Забурлила вода за кормой., закачалась палуба. И ты углубился, и с головой ушёл в свое привычное дело; и всё остальное постепенно отдалилось; и становится вскоре уже каким-то далёким и не совсем реальным, как в увиденном когда-то кинофильме, или в прочитанной когда-то книге. И так мы жили в постоянном преодолении обычных и естественных, человеческих слабостей и эмоций. Сначала с трудом, потом привыкали. Ведь на службу в те времена призывали только здоровых и телом и духом. И выучку и закалку давали на совесть. Поэтому советский военный человек любого ранга не только все эти физические и моральные передряги переживал и преодолевал стойко, но и уйдя потом на гражданку, и там демонстрировал трудолюбие, сообразительность и хорошие организаторские качества. Можно сказать: военная служба в те доперестроечные времена была настоящей школой жизни. Заканчивая расписывания неприкаянностей и неудобиц, присущих тем временам, должен сказать, что всё это нас не угнетало, не пугало и не опечаливало. Несмотря ни на что, жизнь наша протекала в обычном деловом бодром тоне, будь то на пирсах, или в разрезанных и озаряемых сварочными вспышками корпусах, в кубриках, в учебных кабинетах и в спартански скромных каютах. Те, у кого не было семей, коротали свободное время в части в своем дружном, никогда не унывающем коллективе или шли в многочисленные Владивостокские гостеприимные кабаки. Между прочим в этих учреждениях морских офицеров всегда уважали и понимали, верили и никогда не ошибались в их исключительной порядочности. Буквально в двухстах шагах от КПП нашей части был ресторан «Уссури», где любого офицера или группу их, то есть компанию, могли обслужить в долг, для чего у заведующего рестораном велась толстая тетрадь. И не было ни одного случая, чтобы кто-то не рассчитался. Конечно же, физическая нагрузка на берегу была всё же меньше, чем в море, но о моральной я бы так не сказал. По крайней мере, я в тот период успокоенности не ощущал. Моя ответственность за организацию службы и порядка возросла. Убыли на плавающие лодки такие проверенные офицеры как Козлов и Ивановский. На их место пришли другие, ещё не проверенные. Много старшин и матросов до выхода с Камчатки были там демобилизованы, как закончившие службу, а для их замещения нас доукомплектовали там другими, в большинстве своем не лучшего качества, если не сказать большего. Это естественно, в таких случаях всегда стремятся избавиться от худших.
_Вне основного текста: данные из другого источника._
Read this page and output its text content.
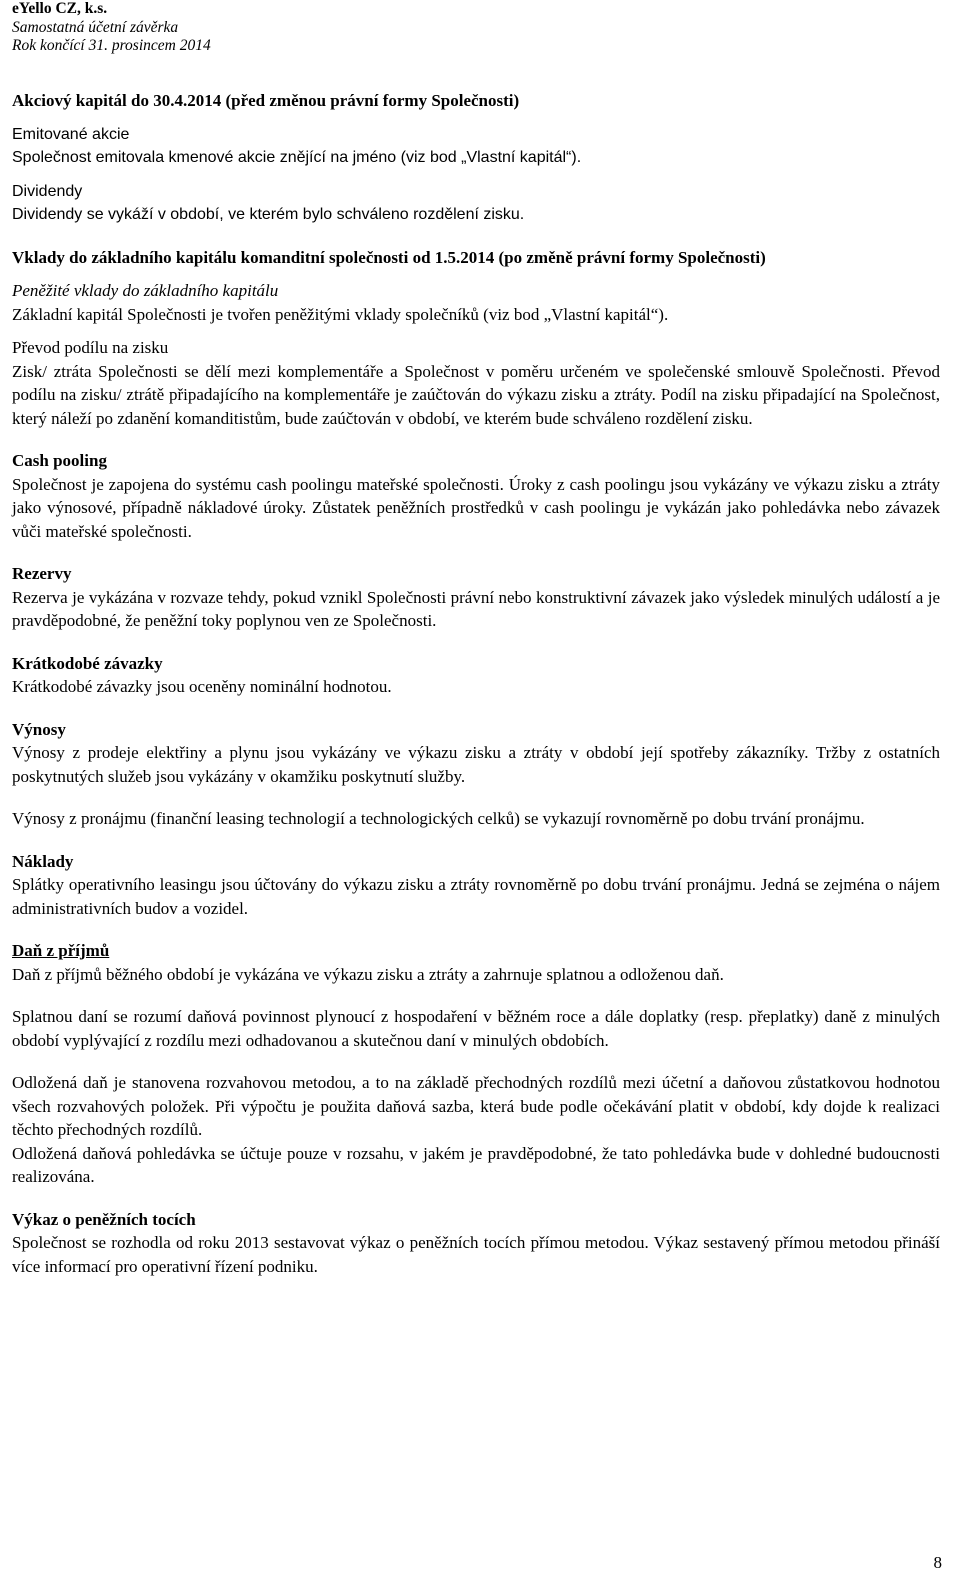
eYello CZ, k.s.
Samostatná účetní závěrka
Rok končící 31. prosincem 2014

Akciový kapitál do 30.4.2014 (před změnou právní formy Společnosti)

Emitované akcie

Společnost emitovala kmenové akcie znějící na jméno (viz bod „Vlastní kapitál“).

Dividendy

Dividendy se vykáží v období, ve kterém bylo schváleno rozdělení zisku.

Vklady do základního kapitálu komanditní společnosti od 1.5.2014 (po změně právní formy Společnosti)

Peněžité vklady do základního kapitálu

Základní kapitál Společnosti je tvořen peněžitými vklady společníků (viz bod „Vlastní kapitál“).

Převod podílu na zisku

Zisk/ ztráta Společnosti se dělí mezi komplementáře a Společnost v poměru určeném ve společenské smlouvě Společnosti. Převod podílu na zisku/ ztrátě připadajícího na komplementáře je zaúčtován do výkazu zisku a ztráty. Podíl na zisku připadající na Společnost, který náleží po zdanění komanditistům, bude zaúčtován v období, ve kterém bude schváleno rozdělení zisku.

Cash pooling

Společnost je zapojena do systému cash poolingu mateřské společnosti. Úroky z cash poolingu jsou vykázány ve výkazu zisku a ztráty jako výnosové, případně nákladové úroky. Zůstatek peněžních prostředků v cash poolingu je vykázán jako pohledávka nebo závazek vůči mateřské společnosti.

Rezervy

Rezerva je vykázána v rozvaze tehdy, pokud vznikl Společnosti právní nebo konstruktivní závazek jako výsledek minulých událostí a je pravděpodobné, že peněžní toky poplynou ven ze Společnosti.

Krátkodobé závazky

Krátkodobé závazky jsou oceněny nominální hodnotou.

Výnosy

Výnosy z prodeje elektřiny a plynu jsou vykázány ve výkazu zisku a ztráty v období její spotřeby zákazníky. Tržby z ostatních poskytnutých služeb jsou vykázány v okamžiku poskytnutí služby.

Výnosy z pronájmu (finanční leasing technologií a technologických celků) se vykazují rovnoměrně po dobu trvání pronájmu.

Náklady

Splátky operativního leasingu jsou účtovány do výkazu zisku a ztráty rovnoměrně po dobu trvání pronájmu. Jedná se zejména o nájem administrativních budov a vozidel.

Daň z příjmů

Daň z příjmů běžného období je vykázána ve výkazu zisku a ztráty a zahrnuje splatnou a odloženou daň.

Splatnou daní se rozumí daňová povinnost plynoucí z hospodaření v běžném roce a dále doplatky (resp. přeplatky) daně z minulých období vyplývající z rozdílu mezi odhadovanou a skutečnou daní v minulých obdobích.

Odložená daň je stanovena rozvahovou metodou, a to na základě přechodných rozdílů mezi účetní a daňovou zůstatkovou hodnotou všech rozvahových položek. Při výpočtu je použita daňová sazba, která bude podle očekávání platit v období, kdy dojde k realizaci těchto přechodných rozdílů.

Odložená daňová pohledávka se účtuje pouze v rozsahu, v jakém je pravděpodobné, že tato pohledávka bude v dohledné budoucnosti realizována.

Výkaz o peněžních tocích

Společnost se rozhodla od roku 2013 sestavovat výkaz o peněžních tocích přímou metodou. Výkaz sestavený přímou metodou přináší více informací pro operativní řízení podniku.

8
Такая же тенденция продолжалась и здесь. Флагманские специалисты постоянно выискивали наиболее грамотных и дисциплинированных старшин и матросов на прибывших в ремонт лодках и они приказами переводились на постоянный состав лодок бригады, а с них взамен спихивали всех, кого не жалко. Потом убыл командир Свешников, и до прибытия другого командира, его дела принял я. И теперь на наши с Алексеем Ивановичем плечи легли и вся тяжесть и весь почёт. Помнится, когда вышел руководящий документ ПСПЛ (Правила службы на подводных лодках), то там самая первая статья гласила: «Служба на подводных лодках тяжела, но почётна». Наторевшие же в ирониях подводники сразу же её несколько переиначили и говорили так: «Служба на подводных лодках не так тяжела, как почётна». Вот мы и начали почёт огребать, так как на лодке начали падать и дисциплина и организация службы. Что ни неделя, а то и день, то кто-то или напьётся, или на вахте заснёт, или в самоволку сбегает. И этим как раз выделялся недавно прибывший контингент. Вот мы с замполитом и начали почет огребать, он от начпо, а я от комбрига. А меня они оба не возлюбили, так как на одном из партийных собраний я слишком прямо высказался в адрес кадровой работы на соединении. Я сказал, что в традициях партии всегда было принято на трудные участки работы направлять лучших, а тут наоборот, лучших забирают с трудных участков, и вообще это похоже на мародёрство. Реакция была оперативно скорая, буквально за две недели я схлопотал два выговора от комбрига. Конечно, обидно было, но надо было работать, а не нюни распускать.
3.
И вот настал день, когда прибыл, наконец новый командир. Это был Кандалинцев Виталий Александрович. Забегая вперед, должен сказать, что это был последний из моих командиров, который оставил в моей памяти глубокий след. И Горбунов, и Китаев, и Свешников, и Кандалинцев были именно те, у кого я многому научился. Они все были разные, друг на друга не похожие. Объединяло их в единую плеяду только одно: они были настоящие, до мозга костей командиры подводных лодок. Это на их примере, под их руководством, благодаря им я сам стал командиром подводной лодки. Я, как губка, впитал в себя их навыки и многие черты их характеров и стал тем, кем был потом, будучи сам командиром. На них у меня и тени нет какой-либо обиды.. Одна только глубокая благодарность. Помню, пришёл я с лодки, а дежурный по команде мне сообщает, что прибыл новый командир, и сейчас он в своей каюте. Я, конечно, пошёл сразу к нему, постучал, получил в ответ: «Войдите» и вошел. У окна стоял высокого роста капитан 3 ранга и курил. Я представился. Он подошёл ко мне, протянул руку, мы поздоровались и он пригласил меня сесть. Наша беседа длилась около получаса. Я ответил на все вопросы, которые касались состояния и хода ремонтных работ, общего положения на лодке, укомплектованности её, состояния дисциплины, организации службы и боевой подготовки. Пришла команда с завода. После того, как она умылась, переоделась и приготовилась к переходу в столовую на обед, я построил в казарме весь экипаж. Вышел командир, я встретил его, отдал рапорт. Командир поздоровался с экипажем, представился, коротко поговорил по делу, разрешил строевому старшине вести команду на обед, а офицеров попросил задержаться. Команда ушла, командир персонально поздоровался с каждым офицером и дал указание им прибыть к нему в 18 часов с рапортами о состоянии дел в боевых частях. На другой день командир полностью вступил в должность, и с моих плеч свалилась тяжёлая ноша.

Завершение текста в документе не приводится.